The p.R282Q variant (also known as c.845G>A), located in coding exon 7 of the TP53 gene, results from a G to A substitution at nucleotide position 845. The arginine at codon 282 is replaced by glutamine, an amino acid with highly similar properties. This alteration has been reported in a family in which the proband was diagnosed with neuroblastoma at 1 year of age and the proband's maternal aunt was diagnosed with lymphoma at 44 years of age (Chompret A et al. Br. J. Cancer. 2000 Jun;82(12):1932-1937). Functional studies conducted in yeast have demonstrated partially reduced transactivation activity compared to wild type (Campomenosi P et al. Oncogene. 2001 Jun;20:3573-9; Shi XB et al. Prostate. 2002 Apr;51:59-72; IARC TP53 database: Kato S et al. Proc. Natl. Acad. Sci. USA. 2003 Jul;100(14):8424-9; Monti P et al. Mol. Cancer Res. 2011 Mar;9:271-9). Studies conducted in human cell lines indicate this alteration remains proficient at growth suppression (Kotler E et al. Mol.Cell, 2018 Jul;71:178-190.e8; Giacomelli AO et al. Nat. Genet., 2018 Oct;50:1381-1387). Additional studies in human Saos-2 cell lines showed gain of function properties such as upregulation of several promoters, growth in soft agar, and an increase in DNA synthesis (Shi XB et al. Prostate. 2002 Apr;51:59-72). Crystal structural analysis predict this alteration may cause destabilization of the protein (Tu C et al. Acta Crystallogr. D Biol. Crystallogr. 2008 May;64:471-7). This amino acid position is highly conserved in available vertebrate species. In addition, this alteration is predicted to be deleterious by in silico analysis. This alteration has been detected in the literature and numerous times in our laboratory, however, never in a case that meets classic Li-Fraumeni syndorme or Chompret criteria (Ambry internal data). Although this alteration has not been detected in individuals with Li-Fraumeni syndrome, we can not rule out the possibility that it is a low penetrance risk allele. Based on the available evidence, the clinical significance of this variant remains unclear.
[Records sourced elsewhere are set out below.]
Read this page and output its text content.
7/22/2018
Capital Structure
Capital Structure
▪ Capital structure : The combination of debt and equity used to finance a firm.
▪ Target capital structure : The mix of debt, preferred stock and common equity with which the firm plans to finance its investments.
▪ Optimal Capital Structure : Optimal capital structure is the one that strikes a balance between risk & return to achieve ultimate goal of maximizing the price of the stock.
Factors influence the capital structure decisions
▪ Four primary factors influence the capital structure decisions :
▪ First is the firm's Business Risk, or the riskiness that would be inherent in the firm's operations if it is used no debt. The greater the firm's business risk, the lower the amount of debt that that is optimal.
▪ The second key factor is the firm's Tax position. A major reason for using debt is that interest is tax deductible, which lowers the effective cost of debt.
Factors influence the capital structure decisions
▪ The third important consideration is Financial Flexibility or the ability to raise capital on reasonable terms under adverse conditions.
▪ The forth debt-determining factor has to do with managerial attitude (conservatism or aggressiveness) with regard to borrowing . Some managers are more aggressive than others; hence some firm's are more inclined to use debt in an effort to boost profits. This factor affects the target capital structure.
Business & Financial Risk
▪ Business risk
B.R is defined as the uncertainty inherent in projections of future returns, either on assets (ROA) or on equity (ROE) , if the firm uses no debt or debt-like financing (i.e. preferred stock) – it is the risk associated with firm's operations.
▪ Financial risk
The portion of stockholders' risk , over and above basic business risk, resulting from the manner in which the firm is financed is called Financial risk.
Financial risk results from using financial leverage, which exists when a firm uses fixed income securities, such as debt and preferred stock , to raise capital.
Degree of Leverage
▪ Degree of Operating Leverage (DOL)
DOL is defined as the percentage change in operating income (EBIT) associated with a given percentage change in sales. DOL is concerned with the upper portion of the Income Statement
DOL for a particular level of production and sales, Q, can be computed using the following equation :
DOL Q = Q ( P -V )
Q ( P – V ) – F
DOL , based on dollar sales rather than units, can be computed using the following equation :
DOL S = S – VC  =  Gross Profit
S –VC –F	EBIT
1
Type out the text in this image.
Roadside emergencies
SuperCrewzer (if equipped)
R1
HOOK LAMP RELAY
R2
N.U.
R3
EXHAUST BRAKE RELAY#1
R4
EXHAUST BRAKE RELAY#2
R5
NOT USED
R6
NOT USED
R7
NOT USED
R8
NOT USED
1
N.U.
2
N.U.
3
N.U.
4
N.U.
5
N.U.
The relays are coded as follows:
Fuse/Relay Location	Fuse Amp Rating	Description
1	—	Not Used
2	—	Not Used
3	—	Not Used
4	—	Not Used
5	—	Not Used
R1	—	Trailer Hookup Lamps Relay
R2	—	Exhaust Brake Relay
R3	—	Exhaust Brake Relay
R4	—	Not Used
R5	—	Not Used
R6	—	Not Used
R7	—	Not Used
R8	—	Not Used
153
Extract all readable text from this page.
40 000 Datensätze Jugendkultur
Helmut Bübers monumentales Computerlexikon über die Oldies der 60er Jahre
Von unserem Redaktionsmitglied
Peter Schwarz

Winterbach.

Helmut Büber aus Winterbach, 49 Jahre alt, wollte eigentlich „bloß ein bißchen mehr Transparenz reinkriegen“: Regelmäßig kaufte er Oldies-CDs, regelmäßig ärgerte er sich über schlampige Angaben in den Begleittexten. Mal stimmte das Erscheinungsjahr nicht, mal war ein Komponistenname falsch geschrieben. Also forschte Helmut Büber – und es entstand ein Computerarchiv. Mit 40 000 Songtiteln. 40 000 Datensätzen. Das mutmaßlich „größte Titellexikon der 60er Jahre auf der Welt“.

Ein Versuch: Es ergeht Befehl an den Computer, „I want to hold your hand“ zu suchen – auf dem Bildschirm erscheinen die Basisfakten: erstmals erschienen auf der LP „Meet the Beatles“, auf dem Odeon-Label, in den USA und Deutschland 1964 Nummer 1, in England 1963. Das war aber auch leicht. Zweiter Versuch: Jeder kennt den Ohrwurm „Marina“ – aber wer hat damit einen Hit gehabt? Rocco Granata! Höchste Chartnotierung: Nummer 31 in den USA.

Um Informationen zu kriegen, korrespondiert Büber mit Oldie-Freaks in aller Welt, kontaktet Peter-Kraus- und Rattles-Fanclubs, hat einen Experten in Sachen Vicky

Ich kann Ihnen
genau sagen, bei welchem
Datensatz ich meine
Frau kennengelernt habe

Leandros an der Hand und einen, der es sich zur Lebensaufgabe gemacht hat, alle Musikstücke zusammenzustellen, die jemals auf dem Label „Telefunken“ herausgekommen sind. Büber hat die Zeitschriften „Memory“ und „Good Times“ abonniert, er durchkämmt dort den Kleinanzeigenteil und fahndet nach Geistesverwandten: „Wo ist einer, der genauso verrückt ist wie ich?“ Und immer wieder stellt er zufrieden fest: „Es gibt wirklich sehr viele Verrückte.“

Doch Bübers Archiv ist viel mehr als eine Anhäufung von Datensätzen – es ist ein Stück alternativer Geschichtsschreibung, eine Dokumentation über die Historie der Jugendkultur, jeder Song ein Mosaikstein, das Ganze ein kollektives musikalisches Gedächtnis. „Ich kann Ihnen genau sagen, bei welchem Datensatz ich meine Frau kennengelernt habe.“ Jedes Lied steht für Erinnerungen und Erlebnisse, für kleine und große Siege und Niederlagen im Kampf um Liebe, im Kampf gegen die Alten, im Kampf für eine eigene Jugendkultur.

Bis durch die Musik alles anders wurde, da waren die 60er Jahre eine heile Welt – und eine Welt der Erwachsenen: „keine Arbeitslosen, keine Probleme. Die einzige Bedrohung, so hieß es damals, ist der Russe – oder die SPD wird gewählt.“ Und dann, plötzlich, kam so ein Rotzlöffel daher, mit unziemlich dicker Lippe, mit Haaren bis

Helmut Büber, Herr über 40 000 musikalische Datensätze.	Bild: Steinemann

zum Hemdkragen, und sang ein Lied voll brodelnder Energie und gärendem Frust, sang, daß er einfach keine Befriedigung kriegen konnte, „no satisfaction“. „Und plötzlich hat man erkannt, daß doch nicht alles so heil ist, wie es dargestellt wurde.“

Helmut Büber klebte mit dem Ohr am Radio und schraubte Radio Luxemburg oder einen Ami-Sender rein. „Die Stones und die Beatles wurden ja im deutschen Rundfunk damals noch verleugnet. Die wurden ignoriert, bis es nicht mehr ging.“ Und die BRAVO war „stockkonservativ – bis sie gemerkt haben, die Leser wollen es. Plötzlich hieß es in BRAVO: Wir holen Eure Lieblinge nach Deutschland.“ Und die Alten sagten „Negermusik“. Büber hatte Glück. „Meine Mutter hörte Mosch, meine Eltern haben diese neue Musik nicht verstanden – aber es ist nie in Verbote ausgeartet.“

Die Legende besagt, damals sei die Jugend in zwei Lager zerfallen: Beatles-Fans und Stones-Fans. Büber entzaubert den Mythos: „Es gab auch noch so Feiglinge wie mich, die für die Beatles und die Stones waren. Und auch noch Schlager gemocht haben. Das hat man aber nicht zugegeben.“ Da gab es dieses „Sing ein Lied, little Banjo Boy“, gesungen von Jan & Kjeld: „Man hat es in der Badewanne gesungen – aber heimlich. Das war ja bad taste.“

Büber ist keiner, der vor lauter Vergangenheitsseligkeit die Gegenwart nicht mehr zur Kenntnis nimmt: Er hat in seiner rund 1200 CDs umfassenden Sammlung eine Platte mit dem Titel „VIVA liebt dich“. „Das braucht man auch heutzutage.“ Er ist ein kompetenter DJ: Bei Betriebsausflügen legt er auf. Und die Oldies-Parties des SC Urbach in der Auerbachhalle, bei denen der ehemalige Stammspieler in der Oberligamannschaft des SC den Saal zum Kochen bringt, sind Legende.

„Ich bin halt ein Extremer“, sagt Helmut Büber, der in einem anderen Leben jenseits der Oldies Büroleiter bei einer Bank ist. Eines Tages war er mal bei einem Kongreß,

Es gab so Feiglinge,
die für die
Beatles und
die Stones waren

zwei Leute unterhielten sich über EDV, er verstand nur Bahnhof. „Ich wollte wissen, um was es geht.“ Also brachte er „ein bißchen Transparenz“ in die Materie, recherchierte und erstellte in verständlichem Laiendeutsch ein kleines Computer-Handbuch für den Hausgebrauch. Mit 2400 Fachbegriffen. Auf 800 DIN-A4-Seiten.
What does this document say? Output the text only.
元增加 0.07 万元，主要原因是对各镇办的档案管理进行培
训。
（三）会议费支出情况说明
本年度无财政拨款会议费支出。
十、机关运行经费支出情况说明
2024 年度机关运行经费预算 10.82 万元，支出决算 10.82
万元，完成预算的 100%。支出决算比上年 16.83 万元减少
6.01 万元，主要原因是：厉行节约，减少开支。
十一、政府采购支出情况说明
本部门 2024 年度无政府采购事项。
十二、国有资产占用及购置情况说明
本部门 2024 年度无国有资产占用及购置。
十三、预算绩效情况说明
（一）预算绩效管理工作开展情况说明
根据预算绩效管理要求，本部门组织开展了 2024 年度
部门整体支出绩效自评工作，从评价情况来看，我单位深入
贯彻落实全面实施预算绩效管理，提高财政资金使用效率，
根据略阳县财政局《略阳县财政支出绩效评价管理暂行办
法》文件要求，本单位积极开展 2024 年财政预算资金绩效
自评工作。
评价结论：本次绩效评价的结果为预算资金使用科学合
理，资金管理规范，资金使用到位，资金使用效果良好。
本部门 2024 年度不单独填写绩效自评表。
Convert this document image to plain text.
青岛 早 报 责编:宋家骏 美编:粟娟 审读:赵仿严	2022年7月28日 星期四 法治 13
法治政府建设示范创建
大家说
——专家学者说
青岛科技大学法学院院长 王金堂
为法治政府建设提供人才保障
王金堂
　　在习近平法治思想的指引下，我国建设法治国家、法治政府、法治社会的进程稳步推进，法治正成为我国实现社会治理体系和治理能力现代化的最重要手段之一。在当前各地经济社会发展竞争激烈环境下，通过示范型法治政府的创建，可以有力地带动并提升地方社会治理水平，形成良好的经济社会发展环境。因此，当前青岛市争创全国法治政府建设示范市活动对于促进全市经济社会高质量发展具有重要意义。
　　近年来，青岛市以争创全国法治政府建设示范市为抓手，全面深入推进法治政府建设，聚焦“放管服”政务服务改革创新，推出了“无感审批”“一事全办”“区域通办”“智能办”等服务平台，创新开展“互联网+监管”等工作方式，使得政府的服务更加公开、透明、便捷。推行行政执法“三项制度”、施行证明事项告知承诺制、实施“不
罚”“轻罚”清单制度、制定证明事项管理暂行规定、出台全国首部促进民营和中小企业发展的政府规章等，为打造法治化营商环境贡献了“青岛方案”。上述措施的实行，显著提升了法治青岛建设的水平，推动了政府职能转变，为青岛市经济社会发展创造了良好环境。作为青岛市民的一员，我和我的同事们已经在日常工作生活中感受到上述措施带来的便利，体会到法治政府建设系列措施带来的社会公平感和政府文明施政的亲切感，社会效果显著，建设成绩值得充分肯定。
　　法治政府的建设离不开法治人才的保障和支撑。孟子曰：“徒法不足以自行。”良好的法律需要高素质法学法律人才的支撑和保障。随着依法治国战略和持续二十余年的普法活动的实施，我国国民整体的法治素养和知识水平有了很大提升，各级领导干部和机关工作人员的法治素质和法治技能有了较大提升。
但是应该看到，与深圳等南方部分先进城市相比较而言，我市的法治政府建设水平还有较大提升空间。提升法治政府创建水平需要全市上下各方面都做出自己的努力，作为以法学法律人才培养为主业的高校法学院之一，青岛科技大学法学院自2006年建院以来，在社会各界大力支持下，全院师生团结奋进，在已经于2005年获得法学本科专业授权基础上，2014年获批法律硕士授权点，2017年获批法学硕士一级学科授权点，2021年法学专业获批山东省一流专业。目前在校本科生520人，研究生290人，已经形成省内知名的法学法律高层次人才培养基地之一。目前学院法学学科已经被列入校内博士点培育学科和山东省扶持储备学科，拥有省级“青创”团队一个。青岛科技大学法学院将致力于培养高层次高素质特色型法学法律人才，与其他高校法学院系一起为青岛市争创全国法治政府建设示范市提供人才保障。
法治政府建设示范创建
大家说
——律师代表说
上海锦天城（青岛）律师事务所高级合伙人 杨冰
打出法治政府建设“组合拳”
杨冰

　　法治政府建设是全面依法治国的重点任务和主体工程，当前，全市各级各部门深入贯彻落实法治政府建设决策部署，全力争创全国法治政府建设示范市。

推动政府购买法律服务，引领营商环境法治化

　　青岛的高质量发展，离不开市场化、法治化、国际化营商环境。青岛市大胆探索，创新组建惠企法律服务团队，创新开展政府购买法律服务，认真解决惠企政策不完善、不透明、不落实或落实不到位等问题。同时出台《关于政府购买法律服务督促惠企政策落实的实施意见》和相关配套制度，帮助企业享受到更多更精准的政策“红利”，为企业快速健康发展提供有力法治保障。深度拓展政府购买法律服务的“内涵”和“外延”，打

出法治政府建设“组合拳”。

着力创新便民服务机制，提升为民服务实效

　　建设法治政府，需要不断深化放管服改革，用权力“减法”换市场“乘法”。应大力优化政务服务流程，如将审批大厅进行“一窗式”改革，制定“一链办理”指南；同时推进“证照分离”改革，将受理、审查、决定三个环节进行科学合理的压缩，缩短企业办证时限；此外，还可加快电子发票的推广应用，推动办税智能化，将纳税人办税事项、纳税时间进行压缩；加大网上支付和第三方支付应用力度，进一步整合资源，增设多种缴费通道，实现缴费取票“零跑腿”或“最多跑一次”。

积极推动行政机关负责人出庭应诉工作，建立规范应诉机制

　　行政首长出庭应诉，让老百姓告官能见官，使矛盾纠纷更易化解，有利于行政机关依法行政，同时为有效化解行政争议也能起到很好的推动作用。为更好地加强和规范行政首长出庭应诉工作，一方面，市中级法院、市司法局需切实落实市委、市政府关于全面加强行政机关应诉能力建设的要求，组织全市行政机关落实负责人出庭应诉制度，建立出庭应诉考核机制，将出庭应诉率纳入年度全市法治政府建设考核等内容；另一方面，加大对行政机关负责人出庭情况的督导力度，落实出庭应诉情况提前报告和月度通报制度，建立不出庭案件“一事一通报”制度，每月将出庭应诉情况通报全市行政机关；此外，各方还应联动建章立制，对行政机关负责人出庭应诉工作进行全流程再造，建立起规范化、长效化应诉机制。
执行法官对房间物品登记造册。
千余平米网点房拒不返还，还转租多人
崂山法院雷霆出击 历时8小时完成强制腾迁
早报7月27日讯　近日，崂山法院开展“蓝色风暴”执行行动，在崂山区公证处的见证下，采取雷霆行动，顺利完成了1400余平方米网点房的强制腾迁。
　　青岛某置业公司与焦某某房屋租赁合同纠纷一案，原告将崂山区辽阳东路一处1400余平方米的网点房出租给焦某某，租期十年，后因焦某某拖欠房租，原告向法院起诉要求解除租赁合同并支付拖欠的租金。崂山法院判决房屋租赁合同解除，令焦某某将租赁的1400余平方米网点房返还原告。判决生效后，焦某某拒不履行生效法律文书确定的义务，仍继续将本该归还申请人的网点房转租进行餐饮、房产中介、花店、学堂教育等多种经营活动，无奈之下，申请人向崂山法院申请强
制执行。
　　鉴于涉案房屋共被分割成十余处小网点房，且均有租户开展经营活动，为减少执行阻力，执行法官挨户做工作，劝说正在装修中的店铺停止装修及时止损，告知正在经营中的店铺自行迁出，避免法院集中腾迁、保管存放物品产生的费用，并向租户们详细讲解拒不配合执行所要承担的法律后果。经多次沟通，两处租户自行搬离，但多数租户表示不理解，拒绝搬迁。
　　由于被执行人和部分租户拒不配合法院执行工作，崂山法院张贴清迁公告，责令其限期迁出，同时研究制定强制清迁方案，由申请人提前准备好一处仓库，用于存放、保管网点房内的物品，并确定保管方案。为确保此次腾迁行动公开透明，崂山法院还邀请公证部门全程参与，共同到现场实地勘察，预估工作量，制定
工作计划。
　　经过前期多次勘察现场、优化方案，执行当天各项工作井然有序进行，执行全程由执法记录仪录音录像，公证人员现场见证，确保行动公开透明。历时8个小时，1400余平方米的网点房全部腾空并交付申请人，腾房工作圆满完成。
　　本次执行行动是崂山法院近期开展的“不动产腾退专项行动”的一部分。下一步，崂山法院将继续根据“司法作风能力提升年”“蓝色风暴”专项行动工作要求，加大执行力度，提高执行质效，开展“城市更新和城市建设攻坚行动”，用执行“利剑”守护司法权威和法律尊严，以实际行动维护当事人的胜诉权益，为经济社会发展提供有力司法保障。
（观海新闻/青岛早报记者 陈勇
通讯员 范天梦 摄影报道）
This missense variant replaces arginine with glutamine at codon 282 in the DNA binding domain of the TP53 protein. Computational prediction suggests that this variant may have deleterious impact on protein structure and function (internally defined REVEL score threshold >= 0.7, PMID: 27666373). Functional studies have shown no or partially disruptive effect of this variant on transactivation activity in yeast-based assays (PMID: 11429705, 11896595, 11920959, 12826609, 12909720, 12917626, 21343334) and no effect on the anti-proliferative function of TP53 protein in mammalian cell-based assays (PMID: 29979965, 30224644). This variant has been reported in an infant affected with neuroblastoma with history of lymphoma in her maternal aunt (PMID 10864200). This variant has been observed in an individual affected with lung cancer in his seventies, with family history of breast and prostate cancer in his siblings (PMID: 26787237). This variant has also been observed in individuals affected with breast cancer (PMID: 26976419) and glioneuronal tumor (PMID: 29058119), as well as in an individual affected with colorectal cancer with early-onset breast cancer history in her mother and maternal grandmother (PMID: 29324801). This variant has been identified in 1/251444 chromosomes in the general population by the Genome Aggregation Database (gnomAD). Different variants affecting the same amino acid position (p.Arg282Trp, p.Arg282Pro) are considered to be disease-causing (ClinVar variation ID: 12364, 376659), suggesting that arginine at this position is important for protein function. However, the available clinical and functional evidence is insufficient to determine the role of the p.Arg282Gln variant in disease conclusively. Therefore, this variant is classified as a Variant of Uncertain Significance.